CN-121979338-A - AI self-adaptive algorithm-based water dispenser temperature control method
Abstract
The invention discloses a water dispenser temperature control method based on an AI self-adaptive algorithm, which relates to the technical field of intelligent household appliance control and comprises the steps of acquiring an environment monitoring data stream and an equipment running state parameter stream in real time; the method comprises the steps of carrying out time sequence alignment and feature fusion on the target temperature and the equipment thermal inertia parameters to generate a user water behavior feature vector and an equipment working condition feature vector, inputting the feature vector into a pre-trained self-adaptive temperature control decision model, outputting a target heating temperature set value, a preheating starting advance and a step power adjustment strategy, calculating a real-time power compensation quantity according to the target temperature and the equipment thermal inertia parameters, dynamically correcting the step power strategy based on the compensation quantity to generate a power control instruction sequence, and sending the power control instruction sequence to a heating controller for execution. According to the invention, intelligent prediction and self-adaptive decision of water demand are realized by fusing multi-source data, and dynamic power compensation is performed by combining thermal inertia of equipment, so that the instant hot water demand of a user is accurately met, and meanwhile, the energy consumption is effectively reduced.
Inventors
- DU TIANHAI
- CAO SHICHEN
Assignees
- 南京及时水智能科技有限公司
- 南京脑一代智能科技有限公司
Dates
- Publication Date
- 20260505
- Application Date
- 20260208
Claims (10)
- 1. The temperature control method of the water dispenser based on the AI self-adaptive algorithm is characterized by comprising the following steps: the method comprises the steps of acquiring an environment monitoring data stream and an equipment operation state parameter stream output by a water dispenser sensor network in real time, wherein the environment monitoring data stream comprises an environment temperature, an environment humidity and a surrounding human body movement signal intensity; Performing time sequence alignment and feature fusion processing on the environment monitoring data stream and the equipment operation state parameter stream to generate a water behavior feature vector and an equipment working condition feature vector of a user; inputting the water behavior feature vector and the equipment working condition feature vector of the user into a pre-trained self-adaptive temperature control decision model for calculation, and outputting a target heating temperature set value, a preheating starting advance and a step power adjustment strategy; Calculating real-time power compensation quantity according to the target heating temperature set value and the thermal inertia parameters in the equipment working condition characteristic vector; And dynamically correcting the step power adjustment strategy based on the real-time power compensation quantity, generating a power control instruction sequence, and sending the power control instruction sequence to a heating controller of the water dispenser for execution.
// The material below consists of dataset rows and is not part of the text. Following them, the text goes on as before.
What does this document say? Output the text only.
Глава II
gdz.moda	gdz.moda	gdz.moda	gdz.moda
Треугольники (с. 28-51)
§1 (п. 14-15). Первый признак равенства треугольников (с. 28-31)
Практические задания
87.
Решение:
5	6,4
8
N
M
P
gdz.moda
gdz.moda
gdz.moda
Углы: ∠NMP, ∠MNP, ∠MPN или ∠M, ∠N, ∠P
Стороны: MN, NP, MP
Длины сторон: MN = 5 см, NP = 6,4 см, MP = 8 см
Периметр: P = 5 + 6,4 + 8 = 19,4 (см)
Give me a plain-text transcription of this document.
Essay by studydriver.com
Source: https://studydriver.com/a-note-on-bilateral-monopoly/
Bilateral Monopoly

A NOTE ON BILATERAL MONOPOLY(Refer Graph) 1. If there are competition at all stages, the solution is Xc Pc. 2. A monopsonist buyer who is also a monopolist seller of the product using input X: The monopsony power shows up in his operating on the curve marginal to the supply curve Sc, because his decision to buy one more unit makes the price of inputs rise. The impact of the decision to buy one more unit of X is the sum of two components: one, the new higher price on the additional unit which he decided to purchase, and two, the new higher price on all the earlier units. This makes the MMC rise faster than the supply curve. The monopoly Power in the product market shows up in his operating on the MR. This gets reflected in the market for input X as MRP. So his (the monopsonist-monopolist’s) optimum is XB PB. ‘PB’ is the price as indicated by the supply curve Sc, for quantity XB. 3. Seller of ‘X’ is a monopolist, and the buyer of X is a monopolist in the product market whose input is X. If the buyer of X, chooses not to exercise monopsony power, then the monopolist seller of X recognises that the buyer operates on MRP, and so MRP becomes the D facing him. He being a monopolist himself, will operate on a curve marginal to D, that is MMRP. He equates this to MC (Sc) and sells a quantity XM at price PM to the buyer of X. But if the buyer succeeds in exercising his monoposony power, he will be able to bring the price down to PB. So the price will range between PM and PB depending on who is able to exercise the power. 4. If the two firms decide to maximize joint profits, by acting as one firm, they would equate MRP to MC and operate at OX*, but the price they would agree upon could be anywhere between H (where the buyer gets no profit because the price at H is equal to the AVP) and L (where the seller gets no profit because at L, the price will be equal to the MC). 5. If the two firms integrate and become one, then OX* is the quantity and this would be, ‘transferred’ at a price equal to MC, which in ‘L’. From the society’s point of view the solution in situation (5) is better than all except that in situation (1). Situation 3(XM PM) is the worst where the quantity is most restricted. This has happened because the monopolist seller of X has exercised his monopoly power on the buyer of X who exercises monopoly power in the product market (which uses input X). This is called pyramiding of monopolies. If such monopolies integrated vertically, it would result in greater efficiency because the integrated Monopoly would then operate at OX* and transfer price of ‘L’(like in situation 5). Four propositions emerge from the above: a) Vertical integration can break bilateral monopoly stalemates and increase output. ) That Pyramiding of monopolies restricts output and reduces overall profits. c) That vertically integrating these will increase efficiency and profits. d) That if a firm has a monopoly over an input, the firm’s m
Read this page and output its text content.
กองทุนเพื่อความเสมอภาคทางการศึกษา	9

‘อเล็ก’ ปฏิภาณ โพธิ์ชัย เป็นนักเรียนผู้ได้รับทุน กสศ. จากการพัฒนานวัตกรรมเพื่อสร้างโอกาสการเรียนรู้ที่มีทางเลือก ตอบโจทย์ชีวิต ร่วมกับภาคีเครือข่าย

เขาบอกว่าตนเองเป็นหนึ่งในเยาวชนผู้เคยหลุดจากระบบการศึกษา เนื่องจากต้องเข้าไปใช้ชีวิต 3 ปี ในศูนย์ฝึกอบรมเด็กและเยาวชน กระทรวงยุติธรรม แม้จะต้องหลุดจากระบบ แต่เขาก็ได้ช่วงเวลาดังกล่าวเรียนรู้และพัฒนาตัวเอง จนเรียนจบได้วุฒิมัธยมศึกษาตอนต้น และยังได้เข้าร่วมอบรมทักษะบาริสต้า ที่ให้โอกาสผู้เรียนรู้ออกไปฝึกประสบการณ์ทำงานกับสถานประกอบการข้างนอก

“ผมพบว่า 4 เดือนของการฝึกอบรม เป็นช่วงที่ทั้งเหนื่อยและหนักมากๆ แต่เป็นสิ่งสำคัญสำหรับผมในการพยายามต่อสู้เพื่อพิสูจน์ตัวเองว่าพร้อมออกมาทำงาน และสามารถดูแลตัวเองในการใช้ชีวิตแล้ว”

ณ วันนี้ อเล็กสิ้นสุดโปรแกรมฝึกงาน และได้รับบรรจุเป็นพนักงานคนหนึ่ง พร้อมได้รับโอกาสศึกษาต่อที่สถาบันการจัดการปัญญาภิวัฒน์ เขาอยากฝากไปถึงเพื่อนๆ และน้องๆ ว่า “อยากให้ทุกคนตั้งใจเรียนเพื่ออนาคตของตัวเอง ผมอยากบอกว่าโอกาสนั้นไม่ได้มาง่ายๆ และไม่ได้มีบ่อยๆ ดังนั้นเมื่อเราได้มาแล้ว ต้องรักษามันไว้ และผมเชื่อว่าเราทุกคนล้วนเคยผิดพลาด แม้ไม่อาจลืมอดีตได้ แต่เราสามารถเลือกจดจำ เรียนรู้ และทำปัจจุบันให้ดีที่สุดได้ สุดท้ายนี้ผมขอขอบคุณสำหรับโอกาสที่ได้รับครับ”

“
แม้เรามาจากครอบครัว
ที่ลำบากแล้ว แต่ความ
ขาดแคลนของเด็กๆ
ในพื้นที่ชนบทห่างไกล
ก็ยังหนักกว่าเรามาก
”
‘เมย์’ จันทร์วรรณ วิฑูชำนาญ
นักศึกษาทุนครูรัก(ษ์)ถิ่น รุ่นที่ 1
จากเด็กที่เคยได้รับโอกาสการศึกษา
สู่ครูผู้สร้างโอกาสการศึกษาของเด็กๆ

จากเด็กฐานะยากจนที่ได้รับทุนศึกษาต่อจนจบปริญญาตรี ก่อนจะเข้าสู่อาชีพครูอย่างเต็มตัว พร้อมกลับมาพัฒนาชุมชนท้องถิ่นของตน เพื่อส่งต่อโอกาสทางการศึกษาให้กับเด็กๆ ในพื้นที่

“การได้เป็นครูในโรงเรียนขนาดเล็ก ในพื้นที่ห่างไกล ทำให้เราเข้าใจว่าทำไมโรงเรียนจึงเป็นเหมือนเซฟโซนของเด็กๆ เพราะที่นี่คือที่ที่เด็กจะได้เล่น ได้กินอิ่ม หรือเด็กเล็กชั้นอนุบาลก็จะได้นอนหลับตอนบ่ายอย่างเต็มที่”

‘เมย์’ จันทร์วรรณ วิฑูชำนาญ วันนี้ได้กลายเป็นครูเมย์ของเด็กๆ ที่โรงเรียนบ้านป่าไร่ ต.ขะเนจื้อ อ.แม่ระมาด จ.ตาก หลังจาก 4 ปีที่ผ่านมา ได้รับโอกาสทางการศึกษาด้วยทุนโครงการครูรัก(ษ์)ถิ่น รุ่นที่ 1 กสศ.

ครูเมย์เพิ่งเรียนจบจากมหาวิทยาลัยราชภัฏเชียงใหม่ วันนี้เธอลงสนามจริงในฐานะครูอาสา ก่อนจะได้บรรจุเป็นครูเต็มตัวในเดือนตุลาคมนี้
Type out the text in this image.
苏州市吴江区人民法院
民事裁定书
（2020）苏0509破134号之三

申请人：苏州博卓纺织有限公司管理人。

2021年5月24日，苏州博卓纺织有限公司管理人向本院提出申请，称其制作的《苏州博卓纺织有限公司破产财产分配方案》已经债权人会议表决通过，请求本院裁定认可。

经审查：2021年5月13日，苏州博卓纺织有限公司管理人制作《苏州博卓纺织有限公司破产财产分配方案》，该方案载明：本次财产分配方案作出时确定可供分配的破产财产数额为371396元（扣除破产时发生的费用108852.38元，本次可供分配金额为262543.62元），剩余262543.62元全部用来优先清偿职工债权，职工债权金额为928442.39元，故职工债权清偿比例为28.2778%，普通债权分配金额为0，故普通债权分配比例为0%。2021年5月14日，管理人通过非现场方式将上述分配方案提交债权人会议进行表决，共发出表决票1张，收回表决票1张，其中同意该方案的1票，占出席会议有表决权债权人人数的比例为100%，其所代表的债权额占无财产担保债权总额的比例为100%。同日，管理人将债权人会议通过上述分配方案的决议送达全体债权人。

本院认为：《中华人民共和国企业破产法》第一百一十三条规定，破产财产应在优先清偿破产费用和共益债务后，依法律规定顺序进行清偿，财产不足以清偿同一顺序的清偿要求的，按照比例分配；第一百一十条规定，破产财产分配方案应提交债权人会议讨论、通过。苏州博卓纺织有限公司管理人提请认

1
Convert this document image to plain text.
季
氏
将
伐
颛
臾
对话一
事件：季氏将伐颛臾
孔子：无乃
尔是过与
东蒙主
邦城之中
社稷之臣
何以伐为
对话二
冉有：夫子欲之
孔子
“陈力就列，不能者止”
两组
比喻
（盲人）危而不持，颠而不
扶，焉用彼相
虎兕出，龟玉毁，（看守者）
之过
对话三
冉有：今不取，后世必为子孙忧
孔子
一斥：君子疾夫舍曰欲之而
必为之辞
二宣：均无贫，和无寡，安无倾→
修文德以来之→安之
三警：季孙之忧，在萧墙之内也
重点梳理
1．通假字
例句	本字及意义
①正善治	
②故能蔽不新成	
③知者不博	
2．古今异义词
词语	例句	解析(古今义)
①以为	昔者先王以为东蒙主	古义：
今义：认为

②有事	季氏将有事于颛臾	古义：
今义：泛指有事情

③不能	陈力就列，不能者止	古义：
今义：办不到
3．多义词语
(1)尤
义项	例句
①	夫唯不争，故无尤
- 2. The AI-adaptive algorithm-based water dispenser temperature control method of claim 1, wherein the performing time sequence alignment and feature fusion processing on the environmental monitoring data stream and the device operation state parameter stream to generate a user water behavior feature vector and a device working condition feature vector comprises: The water behavior feature vector of the user comprises predicted water consumption time, predicted water temperature preference and water consumption estimated value, and the equipment working condition feature vector comprises thermal inertia parameters, heat loss rate and heating efficiency attenuation coefficient; Establishing a unified time axis taking a system clock of the water dispenser as a reference, and mapping each data point in the environment monitoring data stream and each data point in the equipment running state parameter stream onto the unified time axis; According to the fluctuation mode of the surrounding human body movement signal intensity, identifying a behavior time point sequence of a user approaching the water dispenser; Matching and correlating the behavior time point sequence with the actual water receiving time in the water use history record of the current period, and extracting the environmental temperature before and after each water use event, the real-time temperature change curve of the heating cavity and the water use amount; Analyzing the data of a plurality of continuous water use events by using a time sequence analysis algorithm, extracting preference rules of users for water temperature in different periods of time under different environmental temperatures and average interval duration between two adjacent water use times, and generating predicted water use time, predicted water temperature preference and water use amount estimated values; And calculating the thermal inertia parameter, the heat loss rate and the heating efficiency attenuation coefficient through thermodynamic model fitting based on the heating power history record and the heating cavity real-time temperature change curve.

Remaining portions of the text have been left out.